As I have noted before, just turning off the television is a better idea.  The "news" is repetitive and misleading, and the "entertainment" is banal and idiotic.   Have you ever tried to watch any of the old television shows of yesteryear on YouTube?   Painful to watch.   You wonder what you ever saw in them at the time.   I am sure that goes double for modern fare - how well will "Reality TeeVee" play in re-runs, particularly once you know who was voted off the island in season 20 of Kung-fu Warbling Chefs Dancing Contest Motorcycle House-Flipper Makeover.

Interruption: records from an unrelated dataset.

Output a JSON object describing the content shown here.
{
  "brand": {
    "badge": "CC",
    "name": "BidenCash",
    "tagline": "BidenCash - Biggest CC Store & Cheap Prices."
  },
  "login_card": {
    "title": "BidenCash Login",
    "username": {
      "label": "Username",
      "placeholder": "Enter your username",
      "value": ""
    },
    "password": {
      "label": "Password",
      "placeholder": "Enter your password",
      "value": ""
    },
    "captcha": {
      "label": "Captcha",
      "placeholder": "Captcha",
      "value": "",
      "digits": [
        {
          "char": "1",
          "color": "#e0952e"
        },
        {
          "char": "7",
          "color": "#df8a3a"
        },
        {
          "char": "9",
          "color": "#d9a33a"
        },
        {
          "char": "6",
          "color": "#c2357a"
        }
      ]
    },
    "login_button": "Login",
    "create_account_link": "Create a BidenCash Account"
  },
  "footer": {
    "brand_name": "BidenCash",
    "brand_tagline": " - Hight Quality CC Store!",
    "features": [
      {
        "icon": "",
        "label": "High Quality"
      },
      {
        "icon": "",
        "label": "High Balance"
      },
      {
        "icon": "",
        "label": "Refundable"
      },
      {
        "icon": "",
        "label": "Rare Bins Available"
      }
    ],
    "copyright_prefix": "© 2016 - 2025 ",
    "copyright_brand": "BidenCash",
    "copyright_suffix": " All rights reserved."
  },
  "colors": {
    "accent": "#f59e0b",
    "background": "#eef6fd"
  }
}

The same is true of Facebook.   I find Facebook people not only are not more informed, but often less so.   My friend in New York is convinced a Tornado has wiped every home off the island after seeing a few pictures.   But such is not the case.

Similarly, people who "keep up on the latest" on Facebook often tend to believe odd things, such as that the world is flat, or that vaccines cause Autism.  Often, Facebook people go off on tangents - damning and shaming people in public virtual lynchings.  Long before this virus, people's lives and careers were destroyed by a few self-righteous people online - the mob is angry.   And then, of course, are the young people shamed into suicide by online bullies.   What the fuck is not to like about Social Networking?

All you ever hear about Twitter or Facebook is how someone's life was altered for the worse - careers ended, marriages ruined, lives destroyed.   As the example in Canada illustrates, these platforms are not a place for serious business.   Posting a tornado warning on Twitter or Facebook isn't an astute move - it will get lost in the sea of dreck that overwhelms those platforms, and not everyone will get the warning.


Sighting of the Day:  In an article entitled "Hunger Spreads Across America and Food Banks Run Out of Food!" the accompanying photo shows a group of people who are not only fat, not only obese, but morbidly obese.   Only in America!    Those starving African kids don't know how lucky they are.